AMSTERDAM
-- Miep Gies, the office secretary who defied the Nazi
occupiers to hide Anne Frank and her family for two years
and saved the teenager's diary, has died, the Anne Frank
Museum said yesterday, January 11, 2010. She was
100.
Gies' Web site
reported that she died Monday after a brief illness. The
report was confirmed by museum spokeswoman Maatje Mostar,
but she gave no details.
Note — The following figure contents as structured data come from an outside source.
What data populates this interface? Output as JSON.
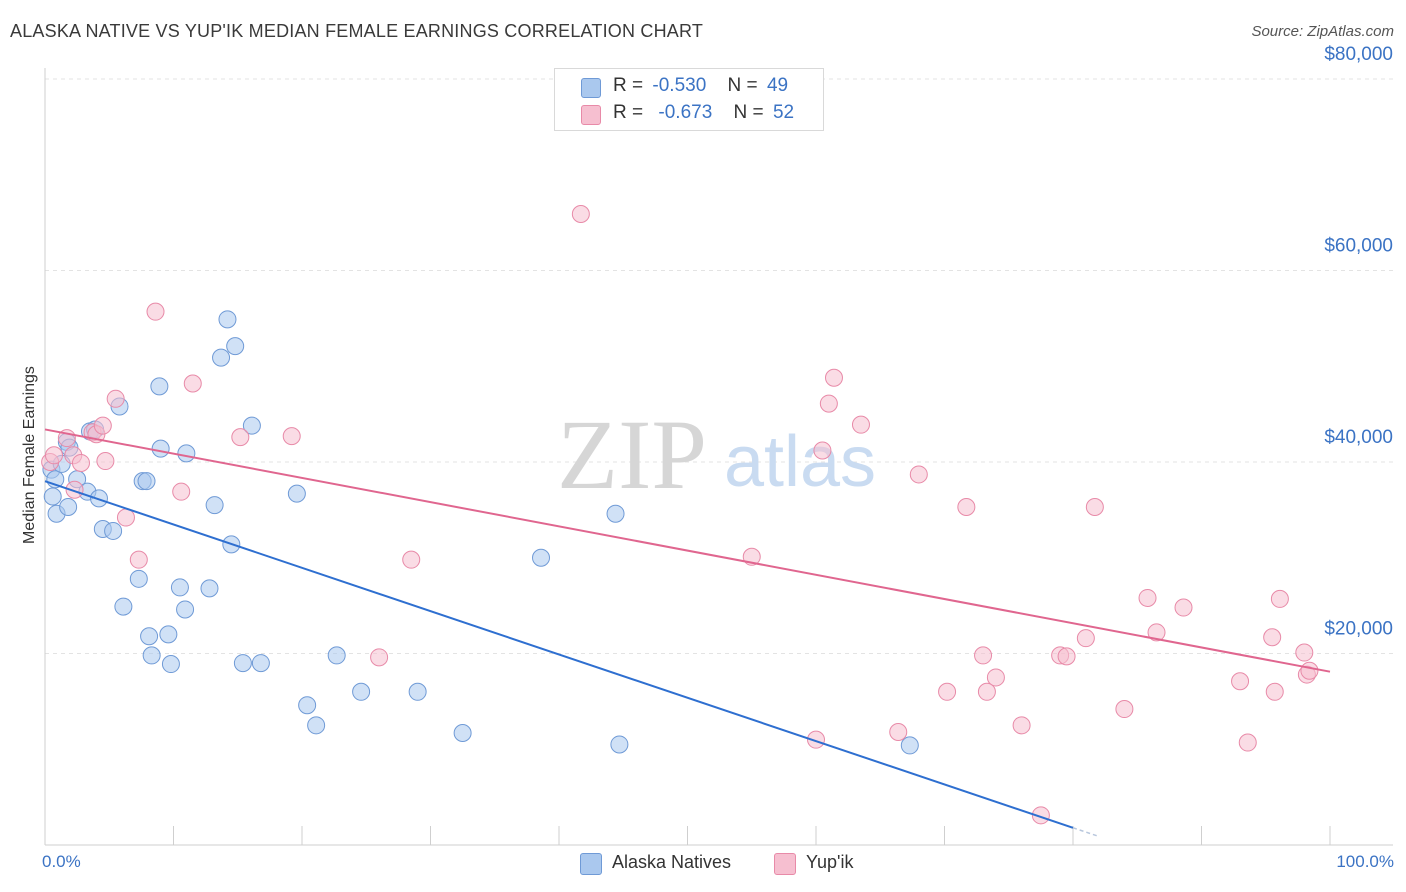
{
  "title": "ALASKA NATIVE VS YUP'IK MEDIAN FEMALE EARNINGS CORRELATION CHART",
  "source": "Source: ZipAtlas.com",
  "watermark": {
    "zip": "ZIP",
    "atlas": "atlas"
  },
  "legend": {
    "rows": [
      {
        "r_label": "R =",
        "r_value": "-0.530",
        "n_label": "N =",
        "n_value": "49"
      },
      {
        "r_label": "R =",
        "r_value": "-0.673",
        "n_label": "N =",
        "n_value": "52"
      }
    ]
  },
  "bottom_legend": [
    "Alaska Natives",
    "Yup'ik"
  ],
  "colors": {
    "blue_fill": "#aac8ee",
    "blue_stroke": "#6f9ad6",
    "blue_line": "#2e6fd0",
    "pink_fill": "#f6bfd0",
    "pink_stroke": "#e88aa8",
    "pink_line": "#e0668f",
    "grid": "#e3e3e3",
    "tick_text": "#3b73c4"
  },
  "chart_data": {
    "type": "scatter",
    "title": "ALASKA NATIVE VS YUP'IK MEDIAN FEMALE EARNINGS CORRELATION CHART",
    "xlabel": "",
    "ylabel": "Median Female Earnings",
    "x_tick_labels": [
      "0.0%",
      "100.0%"
    ],
    "y_tick_labels": [
      "$20,000",
      "$40,000",
      "$60,000",
      "$80,000"
    ],
    "y_ticks": [
      20000,
      40000,
      60000,
      80000
    ],
    "xlim": [
      0,
      100
    ],
    "ylim": [
      0,
      82000
    ],
    "grid": true,
    "series": [
      {
        "name": "Alaska Natives",
        "r": -0.53,
        "n": 49,
        "trend": {
          "x0": 0,
          "y0": 38000,
          "x1": 80,
          "y1": 1800,
          "dash_to_x": 82,
          "dash_to_y": 900
        },
        "points": [
          [
            0.5,
            39200
          ],
          [
            0.6,
            36400
          ],
          [
            0.8,
            38200
          ],
          [
            0.9,
            34600
          ],
          [
            1.3,
            39800
          ],
          [
            1.8,
            35300
          ],
          [
            1.7,
            42100
          ],
          [
            1.9,
            41500
          ],
          [
            2.5,
            38200
          ],
          [
            3.3,
            36900
          ],
          [
            3.5,
            43200
          ],
          [
            3.9,
            43400
          ],
          [
            4.2,
            36200
          ],
          [
            4.5,
            33000
          ],
          [
            5.3,
            32800
          ],
          [
            5.8,
            45800
          ],
          [
            6.1,
            24900
          ],
          [
            7.3,
            27800
          ],
          [
            7.6,
            38000
          ],
          [
            7.9,
            38000
          ],
          [
            8.1,
            21800
          ],
          [
            8.3,
            19800
          ],
          [
            8.9,
            47900
          ],
          [
            9.0,
            41400
          ],
          [
            9.6,
            22000
          ],
          [
            9.8,
            18900
          ],
          [
            10.5,
            26900
          ],
          [
            10.9,
            24600
          ],
          [
            11.0,
            40900
          ],
          [
            12.8,
            26800
          ],
          [
            13.2,
            35500
          ],
          [
            13.7,
            50900
          ],
          [
            14.2,
            54900
          ],
          [
            14.5,
            31400
          ],
          [
            14.8,
            52100
          ],
          [
            15.4,
            19000
          ],
          [
            16.1,
            43800
          ],
          [
            16.8,
            19000
          ],
          [
            19.6,
            36700
          ],
          [
            20.4,
            14600
          ],
          [
            21.1,
            12500
          ],
          [
            22.7,
            19800
          ],
          [
            24.6,
            16000
          ],
          [
            29.0,
            16000
          ],
          [
            32.5,
            11700
          ],
          [
            38.6,
            30000
          ],
          [
            44.4,
            34600
          ],
          [
            44.7,
            10500
          ],
          [
            67.3,
            10400
          ]
        ]
      },
      {
        "name": "Yup'ik",
        "r": -0.673,
        "n": 52,
        "trend": {
          "x0": 0,
          "y0": 43400,
          "x1": 100,
          "y1": 18100
        },
        "points": [
          [
            0.4,
            40000
          ],
          [
            0.7,
            40700
          ],
          [
            1.7,
            42500
          ],
          [
            2.2,
            40700
          ],
          [
            2.3,
            37100
          ],
          [
            2.8,
            39900
          ],
          [
            3.7,
            43100
          ],
          [
            4.0,
            42900
          ],
          [
            4.5,
            43800
          ],
          [
            4.7,
            40100
          ],
          [
            5.5,
            46600
          ],
          [
            6.3,
            34200
          ],
          [
            7.3,
            29800
          ],
          [
            8.6,
            55700
          ],
          [
            10.6,
            36900
          ],
          [
            11.5,
            48200
          ],
          [
            15.2,
            42600
          ],
          [
            19.2,
            42700
          ],
          [
            26.0,
            19600
          ],
          [
            28.5,
            29800
          ],
          [
            41.7,
            65900
          ],
          [
            55.0,
            30100
          ],
          [
            60.0,
            11000
          ],
          [
            60.5,
            41200
          ],
          [
            61.0,
            46100
          ],
          [
            61.4,
            48800
          ],
          [
            63.5,
            43900
          ],
          [
            66.4,
            11800
          ],
          [
            68.0,
            38700
          ],
          [
            70.2,
            16000
          ],
          [
            71.7,
            35300
          ],
          [
            73.0,
            19800
          ],
          [
            73.3,
            16000
          ],
          [
            74.0,
            17500
          ],
          [
            76.0,
            12500
          ],
          [
            77.5,
            3100
          ],
          [
            79.0,
            19800
          ],
          [
            79.5,
            19700
          ],
          [
            81.0,
            21600
          ],
          [
            81.7,
            35300
          ],
          [
            84.0,
            14200
          ],
          [
            85.8,
            25800
          ],
          [
            86.5,
            22200
          ],
          [
            88.6,
            24800
          ],
          [
            93.0,
            17100
          ],
          [
            93.6,
            10700
          ],
          [
            95.5,
            21700
          ],
          [
            95.7,
            16000
          ],
          [
            96.1,
            25700
          ],
          [
            98.0,
            20100
          ],
          [
            98.2,
            17800
          ],
          [
            98.4,
            18200
          ]
        ]
      }
    ]
  }
}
The British Broadcasting Corp.
said she died in a nursing home after suffering a fall
last month.
Gies was the last
of the few non-Jews who supplied food, books and good
cheer to the secret annex behind the canal warehouse
where Anne, her parents, sister and four other Jews hid
for 25 months during World War II.
After the apartment
was raided by the German police, Gies gathered up Anne's
scattered notebooks and papers and locked them in a
drawer for her return after the war. The diary, which
Anne Frank was given on her 13th birthday, chronicles her
life in hiding from June 12, 1942 until August 1,
1944.
.Miep
Gies and her husband Jan visit the Anne Frank House in
Amsterdam (1987 photo).
'Helpers'
Gies refused to
read the papers, saying even a teenager's privacy was
sacred. Later, she said if she had read them she would
have had to burn them because they incriminated the
"helpers."
Anne Frank died of
typhus at age 15 in the Bergen-Belsen concentration camp
in March 1945, just two weeks before the camp was
liberated. Gies gave the diary to Anne's father Otto, the
only survivor, who published it in 1947.
After the diary was
published, Gies tirelessly promoted causes of tolerance.
She brushed aside the accolades for helping hide the
Frank family as more than she deserved --as if, she said,
she had tried to save all the Jews of occupied
Holland.
"This is very
unfair. So many others have done the same or even far
more dangerous work," she wrote in an e-mail to The
Associated Press days before her 100th birthday last
February.
"The Diary of Anne
Frank" was the first popular book about the Holocaust,
and has been read by millions of children and adults
around the world in some 65 languages.
For her courage,
Gies was bestowed with the "Righteous Among the Nations"
title by the Israeli Holocaust museum Yad Vashem. She has
also been honored by the German Government, Dutch
monarchy and educational institutions.
Nevertheless, Gies
resisted being made a character study of heroism for the
young.
"I don't want to be
considered a hero," she said in a 1997 online chat with
schoolchildren.
"Imagine young
people would grow up with the feeling that you have to be
a hero to do your human duty. I am afraid nobody would
ever help other people, because who is a hero? I was not.
I was just an ordinary housewife and secretary."